I can remember the look on the counselor's face when she diagnosed me with clinical depression. The results came as no surprise to me. I've known depression as long as I've known anything. Understood it before I knew what to call it. Before I knew its name. But she was taken aback, noticeably. Her eyes betrayed a mixture of bafflement, compassion, and intrigue.
She said that every client she had seen with depression as severe as mine wasn't functional. Wasn't able to hold down a job. Wasn't able to attend to their families. Wasn't able to fulfill their obligations and responsibilities.
I was working full time, helping my then wife start a business, caring for two young children, completing a Master's degree, playing in bands, writing music, and trying to endeavor into other creative pursuits.
I was always sad, always angry, always miserable. Adrift and listless on a horizonless ocean of hopelessness and melancholy. But, I had learned how to stand up straight. To keep moving. To tune out the noise of my own feelings and disconnect from everything. I learned how to get through and how to do it repeatedly.
Creativity has always been one of the key components in coping for me. It gives me a place where I can channel the emotional intensity. It gives me a rhythm and a ritual that I can hold onto. It's calming and meditative. But my heart is no less fickle than it used to be, and my head is no more trustworthy. Its easy to detach without knowing it. To run without moving your feet.
Being an artist with clinical depression is bittersweet.
In a previous newsletter I wrote about one of my collages being accepted into a gallery show. It was an exciting moment. A turning point. A stepping stone. Most days I still don't feel comfortable calling myself an artist and having work in a gallery seemed like an impossibility.
This past weekend I made the 3 hour drive to St. Petersburg, Florida to see my work on display. St. Pete is an art town, and a beautiful city.



I wondered what it would be like to see my work hanging in a gallery. I wondered what I might feel. Would it be an overwhelming sense of validation? A moment of clarity? Would it confirm that this is what I was meant to do? Would I be overcome by imposter syndrome? Would i feel unworthy and undeserving of the wall space? I didn't know what it would be like, but what I wasn't prepared for, was feeling nothing...
I walked through the exhibit, taking in all the accepted submissions, and keeping an eye out for me piece. But when I came across it, I was struck by how indifferent and ambivalent I felt about seeing it. How inconsequential it was. How it didn't matter whether or not it was there.
I was in a gorgeous gallery. Surrounded by wonderful work. Chatting with the owners who were kind, welcoming and gracious. And yet, when looked at my work I just didn't feel anything.
It weighed heavy on my mind for the rest of the afternoon.
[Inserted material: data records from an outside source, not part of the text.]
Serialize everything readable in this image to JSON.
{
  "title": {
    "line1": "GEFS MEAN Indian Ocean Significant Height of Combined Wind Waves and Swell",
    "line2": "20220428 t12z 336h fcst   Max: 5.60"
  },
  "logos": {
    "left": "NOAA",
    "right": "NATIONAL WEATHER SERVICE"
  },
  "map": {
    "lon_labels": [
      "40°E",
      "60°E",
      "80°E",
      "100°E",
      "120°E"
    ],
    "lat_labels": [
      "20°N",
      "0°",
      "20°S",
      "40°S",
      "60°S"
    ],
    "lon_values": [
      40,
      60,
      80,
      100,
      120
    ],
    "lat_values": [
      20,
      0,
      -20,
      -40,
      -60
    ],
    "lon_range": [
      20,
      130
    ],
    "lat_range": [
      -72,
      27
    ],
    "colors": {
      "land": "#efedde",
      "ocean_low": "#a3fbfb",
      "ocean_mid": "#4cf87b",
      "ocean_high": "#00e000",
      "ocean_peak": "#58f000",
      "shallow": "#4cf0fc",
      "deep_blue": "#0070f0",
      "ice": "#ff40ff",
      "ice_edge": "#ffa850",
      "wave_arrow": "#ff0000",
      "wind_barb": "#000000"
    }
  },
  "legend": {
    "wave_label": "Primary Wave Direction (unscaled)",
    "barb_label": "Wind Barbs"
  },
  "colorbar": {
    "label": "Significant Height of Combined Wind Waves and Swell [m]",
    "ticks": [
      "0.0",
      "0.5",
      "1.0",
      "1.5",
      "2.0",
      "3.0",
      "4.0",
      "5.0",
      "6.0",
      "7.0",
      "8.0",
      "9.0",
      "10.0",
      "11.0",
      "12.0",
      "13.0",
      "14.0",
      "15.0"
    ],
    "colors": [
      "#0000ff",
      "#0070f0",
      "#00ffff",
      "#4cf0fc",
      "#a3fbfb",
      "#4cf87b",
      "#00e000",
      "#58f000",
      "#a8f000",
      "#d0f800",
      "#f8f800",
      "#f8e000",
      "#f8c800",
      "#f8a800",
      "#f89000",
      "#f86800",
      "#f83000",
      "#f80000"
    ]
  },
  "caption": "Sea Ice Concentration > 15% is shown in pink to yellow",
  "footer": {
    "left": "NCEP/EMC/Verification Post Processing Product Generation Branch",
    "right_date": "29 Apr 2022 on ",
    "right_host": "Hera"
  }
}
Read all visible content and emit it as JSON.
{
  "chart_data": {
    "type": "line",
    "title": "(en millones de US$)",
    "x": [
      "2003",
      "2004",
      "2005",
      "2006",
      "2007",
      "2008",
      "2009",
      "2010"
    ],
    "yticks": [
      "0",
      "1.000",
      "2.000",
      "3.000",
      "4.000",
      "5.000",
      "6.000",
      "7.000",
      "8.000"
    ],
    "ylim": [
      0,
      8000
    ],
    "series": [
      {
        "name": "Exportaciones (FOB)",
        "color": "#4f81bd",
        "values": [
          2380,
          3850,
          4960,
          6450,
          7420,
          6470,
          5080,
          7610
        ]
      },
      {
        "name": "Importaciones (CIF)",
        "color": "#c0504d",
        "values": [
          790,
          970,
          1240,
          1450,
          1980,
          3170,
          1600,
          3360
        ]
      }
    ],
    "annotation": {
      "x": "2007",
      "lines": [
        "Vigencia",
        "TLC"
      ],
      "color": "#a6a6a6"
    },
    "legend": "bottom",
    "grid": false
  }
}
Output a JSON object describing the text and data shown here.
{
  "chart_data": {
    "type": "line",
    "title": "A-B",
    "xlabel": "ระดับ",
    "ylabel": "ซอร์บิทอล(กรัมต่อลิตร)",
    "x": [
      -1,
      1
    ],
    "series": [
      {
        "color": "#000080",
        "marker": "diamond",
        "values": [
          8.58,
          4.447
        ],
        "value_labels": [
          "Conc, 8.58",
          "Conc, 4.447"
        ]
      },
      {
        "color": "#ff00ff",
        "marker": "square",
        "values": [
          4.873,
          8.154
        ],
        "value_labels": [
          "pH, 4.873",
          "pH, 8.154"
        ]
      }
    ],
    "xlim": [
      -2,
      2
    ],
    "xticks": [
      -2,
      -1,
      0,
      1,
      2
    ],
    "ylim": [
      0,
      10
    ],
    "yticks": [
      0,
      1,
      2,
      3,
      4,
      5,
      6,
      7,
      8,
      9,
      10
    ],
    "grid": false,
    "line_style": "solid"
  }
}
Lingered with me through the drive home. Was still there when I went to sleep. By the next morning it had metastasized into something heavier. I spent the majority of the day struggling to stay focused. To get things done. To gather up enough motivation to do what I needed to.
I don't know what it says about me as a person. As an artist. I'm not sure what it reveals. About the hidden desires and cravings underneath the surface of me. About the expectations I dare not speak. About the unfillable hole somewhere within me.
Or is it something else entirely?
Is this just another example of depression getting the better of me? Of my heart's fallibility? Of my head's ability to twist things?
I try my best to always end on a high note. To leave you with something hopeful. With something uplifting. But it's more important to me to be be open. To be candid. To be truthful.
"Before you tell your life what truths and values you have decided to live up to", Parker Palmer says, you must "let your life tell you what truths" and values are already embodied within you. That starts with listening, with noticing, with paying attention. It starts with honesty...
P.S. ICAD Day 73-75


P.P.S - I’m preparing some pieces for submission for an exhibition called Perfectly Square at Five Deuces Galleria in St. Petersburg, FL. It’s been a long time since I’ve worked in a square format so it’s been interesting trying to get used to it. My goal is to have ten pieces to submit for consideration. Here’s a few recently completed:
I love your honesty and vulnerability here. I've been showing art for a long time, so I'm very familiar with the feeling you describe after seeing your work in a gallery. One of my friends calls it "post-artum depression". I think it's a kind of letdown of energy after all the effort of making art and getting it out into the world. It's a bit of an empty feeling, of "what now?" You are not alone! Thanks for sharing your art and yourself, and keep going.
Wow Duane, what a burden you've had to carry, but what grace and courage. I'm blown away. Your writing is as good and as insightful as your art. Beautiful in fact.
You are one of these people with many talents. Love the art included in this post, you have a gift, keep going!! I'd love to see this type of art in more schools, cafes, houses etc
What has been your burden has yielded much beauty. Pain into beauty is part of my life's purpose I sense. I've been scribbling things on truth lately, and contrasting light. Really like what you've said here on truth. Powerful.